If your garage isn’t pining for a ’72 BMW 2002tii or a late ’60s Shelby Mustang, you can still get in on the addictive action. BaT has begun to work with nonprofits like L.A.’s Petersen Automotive Museum to sell experiences. It recently auctioned off the chance to get a ride in Steve McQueen’s 1956 Jaguar XKSS — one of the crown jewels of the museum’s collection.

The Petersen gave me the chance to experience what the winning bidder spent $7,500 on: I slipped into the Jag’s left-side passenger seat early one recent morning and was amazed at how visceral every detail was. Even going 30 mph through L.A. traffic was a deliciously low-slung, noisy, fume-filled joyride. And if you do bid on such a rare-air moment, the funds all go to charity.

Here is BaT’s math: Sellers pay a flat $99 fee for an approved listing, which includes guidelines on required photos and vehicle history, the written listing itself (which the owner gets to approve), and live comment tracking for the auction’s duration. For $349, BaT will send a professional photographer to capture your car’s best angles. And recently BaT launched a white-glove listing service, typically for six-figure-plus vehicles.

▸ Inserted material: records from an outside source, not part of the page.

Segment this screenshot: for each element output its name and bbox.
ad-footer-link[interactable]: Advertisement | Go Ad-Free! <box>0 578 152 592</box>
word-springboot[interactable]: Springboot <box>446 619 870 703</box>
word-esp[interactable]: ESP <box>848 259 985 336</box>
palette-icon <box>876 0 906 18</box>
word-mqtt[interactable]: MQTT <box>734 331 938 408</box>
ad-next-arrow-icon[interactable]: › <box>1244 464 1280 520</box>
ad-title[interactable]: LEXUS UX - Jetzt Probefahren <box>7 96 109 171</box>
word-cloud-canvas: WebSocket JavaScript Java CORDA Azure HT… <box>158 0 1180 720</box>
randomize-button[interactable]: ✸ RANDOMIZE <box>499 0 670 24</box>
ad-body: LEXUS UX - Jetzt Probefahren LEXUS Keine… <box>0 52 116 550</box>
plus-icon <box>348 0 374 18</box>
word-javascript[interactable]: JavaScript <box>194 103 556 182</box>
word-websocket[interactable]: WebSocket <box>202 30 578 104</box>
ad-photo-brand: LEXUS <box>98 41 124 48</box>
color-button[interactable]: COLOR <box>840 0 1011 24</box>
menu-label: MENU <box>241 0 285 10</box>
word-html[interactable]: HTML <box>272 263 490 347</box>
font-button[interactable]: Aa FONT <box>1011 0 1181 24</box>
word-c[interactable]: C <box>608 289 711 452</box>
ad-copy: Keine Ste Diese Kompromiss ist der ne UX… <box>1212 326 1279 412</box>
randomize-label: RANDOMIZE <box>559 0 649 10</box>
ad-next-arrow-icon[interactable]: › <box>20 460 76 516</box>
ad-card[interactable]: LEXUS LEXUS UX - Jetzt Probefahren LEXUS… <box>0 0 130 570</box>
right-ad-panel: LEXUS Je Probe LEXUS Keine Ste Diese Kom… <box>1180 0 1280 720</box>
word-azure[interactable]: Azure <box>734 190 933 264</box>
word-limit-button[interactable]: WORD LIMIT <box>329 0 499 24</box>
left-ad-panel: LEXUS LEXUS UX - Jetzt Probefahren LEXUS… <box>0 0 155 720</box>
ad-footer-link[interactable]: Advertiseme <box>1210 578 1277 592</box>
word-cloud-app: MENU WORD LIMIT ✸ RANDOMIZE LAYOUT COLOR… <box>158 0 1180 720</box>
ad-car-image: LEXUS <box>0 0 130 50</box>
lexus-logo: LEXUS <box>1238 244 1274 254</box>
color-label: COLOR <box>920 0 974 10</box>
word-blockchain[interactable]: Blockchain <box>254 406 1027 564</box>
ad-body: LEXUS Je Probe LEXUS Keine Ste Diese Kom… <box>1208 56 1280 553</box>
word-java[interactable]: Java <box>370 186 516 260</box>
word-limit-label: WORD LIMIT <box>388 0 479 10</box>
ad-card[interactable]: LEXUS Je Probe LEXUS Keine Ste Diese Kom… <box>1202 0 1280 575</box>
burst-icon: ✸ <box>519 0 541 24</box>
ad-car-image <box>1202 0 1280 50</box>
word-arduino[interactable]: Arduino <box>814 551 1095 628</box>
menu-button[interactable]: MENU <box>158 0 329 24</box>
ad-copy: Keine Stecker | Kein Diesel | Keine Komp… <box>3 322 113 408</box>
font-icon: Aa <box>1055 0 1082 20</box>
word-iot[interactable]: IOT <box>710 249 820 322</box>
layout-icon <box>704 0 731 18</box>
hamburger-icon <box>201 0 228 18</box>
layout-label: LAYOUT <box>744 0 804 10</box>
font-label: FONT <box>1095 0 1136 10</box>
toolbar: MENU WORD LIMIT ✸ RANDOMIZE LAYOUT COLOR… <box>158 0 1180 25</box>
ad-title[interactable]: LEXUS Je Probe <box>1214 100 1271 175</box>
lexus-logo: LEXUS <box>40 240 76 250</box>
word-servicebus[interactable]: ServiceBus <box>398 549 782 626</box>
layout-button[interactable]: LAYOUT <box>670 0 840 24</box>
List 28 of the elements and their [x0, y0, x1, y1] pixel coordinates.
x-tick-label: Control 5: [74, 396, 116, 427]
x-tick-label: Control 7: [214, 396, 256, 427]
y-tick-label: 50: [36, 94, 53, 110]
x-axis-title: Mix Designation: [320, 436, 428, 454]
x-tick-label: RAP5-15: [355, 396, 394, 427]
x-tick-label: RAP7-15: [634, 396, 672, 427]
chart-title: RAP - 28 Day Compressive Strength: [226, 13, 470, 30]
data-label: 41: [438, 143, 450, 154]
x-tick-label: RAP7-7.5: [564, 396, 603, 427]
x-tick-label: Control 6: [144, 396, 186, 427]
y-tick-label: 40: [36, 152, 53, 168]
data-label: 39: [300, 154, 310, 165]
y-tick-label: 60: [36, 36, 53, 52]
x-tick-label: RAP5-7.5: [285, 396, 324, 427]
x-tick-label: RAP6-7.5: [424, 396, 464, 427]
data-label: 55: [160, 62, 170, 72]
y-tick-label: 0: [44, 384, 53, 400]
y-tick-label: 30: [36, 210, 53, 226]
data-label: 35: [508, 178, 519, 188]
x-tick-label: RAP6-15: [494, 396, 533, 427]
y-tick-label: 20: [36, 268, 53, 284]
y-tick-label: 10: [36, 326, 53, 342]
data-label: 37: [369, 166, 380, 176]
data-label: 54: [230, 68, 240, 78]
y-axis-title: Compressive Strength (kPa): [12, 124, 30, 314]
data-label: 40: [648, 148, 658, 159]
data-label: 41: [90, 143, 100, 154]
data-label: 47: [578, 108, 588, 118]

The cost to the seller is up to $2,000 for a turnkey marketing experience. These new, premium sales tend to run on average 14 days instead of seven. “We have found that the bigger-ticket items benefit from a longer time frame,” says Nonnenberg.

On the buyer’s side, BaT charges a flat 5% fee of the sale price, capped at $5,000. As a comparison, most live-auction houses charge up to 12%.

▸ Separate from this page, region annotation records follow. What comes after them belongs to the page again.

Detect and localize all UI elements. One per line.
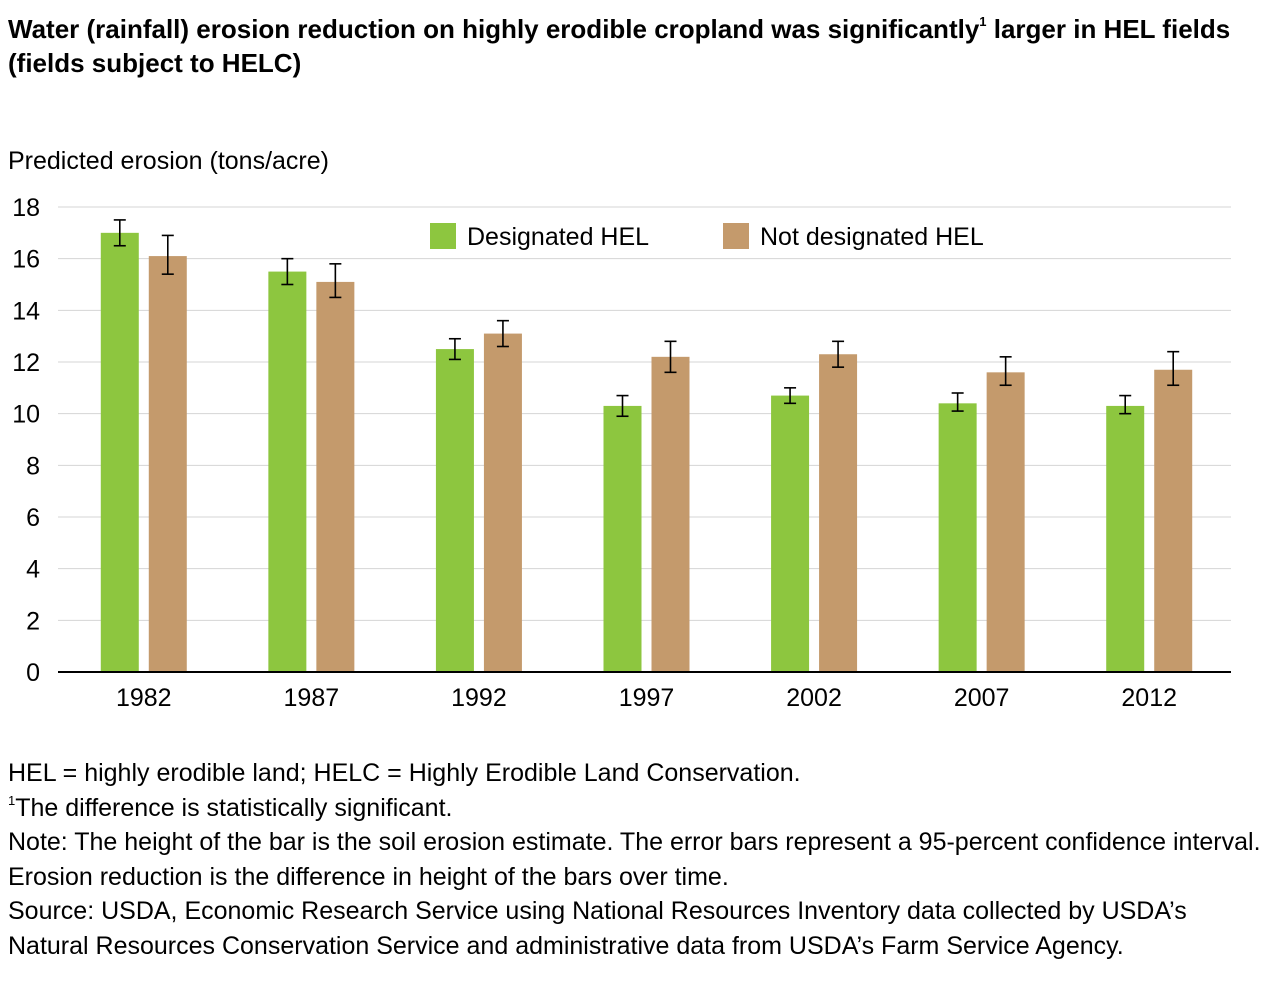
legend-label: Designated HEL [467, 223, 649, 251]
y-tick-label: 16 [12, 246, 40, 274]
bar [1154, 369, 1193, 672]
y-tick-label: 2 [26, 607, 40, 635]
bar [268, 271, 307, 672]
bars [100, 232, 1193, 673]
bar [316, 281, 355, 672]
x-tick-label: 1987 [284, 684, 340, 712]
error-bar [448, 337, 461, 361]
y-tick-label: 12 [12, 349, 40, 377]
legend-item: Not designated HEL [723, 223, 984, 251]
bar [938, 403, 977, 672]
chart-title: Water (rainfall) erosion reduction on hi… [8, 14, 1231, 78]
legend-swatch [723, 223, 749, 249]
bar [771, 395, 810, 672]
gridlines [58, 206, 1231, 621]
y-tick-label: 8 [26, 452, 40, 480]
error-bar [329, 263, 342, 299]
error-bar [832, 340, 845, 368]
error-bar [281, 257, 294, 286]
error-bar [1119, 394, 1132, 415]
x-tick-label: 2012 [1121, 684, 1177, 712]
bar [1106, 405, 1145, 672]
legend-label: Not designated HEL [760, 223, 984, 251]
error-bar [616, 394, 629, 418]
x-tick-label: 1982 [116, 684, 172, 712]
error-bar [113, 219, 126, 247]
y-axis-label: Predicted erosion (tons/acre) [8, 147, 329, 175]
bar [986, 372, 1025, 672]
legend: Designated HEL Not designated HEL [430, 223, 984, 251]
error-bar [1167, 350, 1180, 387]
bar [651, 356, 690, 672]
bar [100, 232, 139, 673]
x-tick-label: 2002 [786, 684, 842, 712]
y-tick-label: 0 [26, 659, 40, 687]
x-axis-ticks: 1982 1987 1992 1997 2002 2007 2012 [116, 684, 1177, 712]
error-bar [161, 234, 174, 275]
error-bars [113, 219, 1180, 418]
y-tick-label: 14 [12, 297, 40, 325]
bar [483, 333, 522, 672]
legend-item: Designated HEL [430, 223, 649, 251]
error-bar [496, 319, 509, 348]
y-tick-label: 4 [26, 556, 40, 584]
y-axis-ticks: 0 2 4 6 8 10 12 14 16 18 [12, 194, 40, 687]
definitions-note: HEL = highly erodible land; HELC = Highl… [8, 759, 801, 787]
y-tick-label: 18 [12, 194, 40, 222]
bar [435, 349, 474, 672]
y-tick-label: 10 [12, 401, 40, 429]
bar [603, 405, 642, 672]
bar [819, 354, 858, 672]
bar [148, 256, 187, 672]
legend-swatch [430, 223, 456, 249]
source-note: Source: USDA, Economic Research Service … [8, 897, 1187, 960]
chart-notes: HEL = highly erodible land; HELC = Highl… [8, 756, 1263, 963]
x-tick-label: 1997 [619, 684, 675, 712]
error-bar [951, 392, 964, 412]
error-bar [784, 387, 797, 405]
error-bar [999, 356, 1012, 387]
method-note: Note: The height of the bar is the soil … [8, 828, 1261, 891]
y-tick-label: 6 [26, 504, 40, 532]
footnote: 1The difference is statistically signifi… [8, 792, 453, 822]
x-tick-label: 1992 [451, 684, 507, 712]
bar-chart: Predicted erosion (tons/acre) 0 2 4 6 8 10 12 1… [8, 147, 1231, 712]
x-tick-label: 2007 [954, 684, 1010, 712]
error-bar [664, 340, 677, 374]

How successful are all these auctions? BaT’s sell-through rate is 76% , and the average price is $30,000. “We typically don’t relist cars that didn’t sell, but we do introduce the seller to the highest bidder,” says Nonnenberg. “And we don’t take any additional fees if they reach a deal.”

I asked numerous industry leaders whether BaT’s growth and success make the company ripe for acquisition. Off the record, most concurred. One even said that several smart groups in the space are trying to figure out how to build a competitive platform.

I asked Nonnenberg too about BaT’s future. He acknowledged that it has had several interested potential buyers, but so far he’s not taking the bait. True to the deeply enthusiast nature of the brand he’s built, he’s not looking for an epic windfall — a good thing, since the high-touch nature of BaT isn’t easy to scale.

“Unlike friends of mine who have started companies to eventually sell them, I am doing exactly what I really love to do,” said Nonnenberg. “And I don’t want to do anything else.”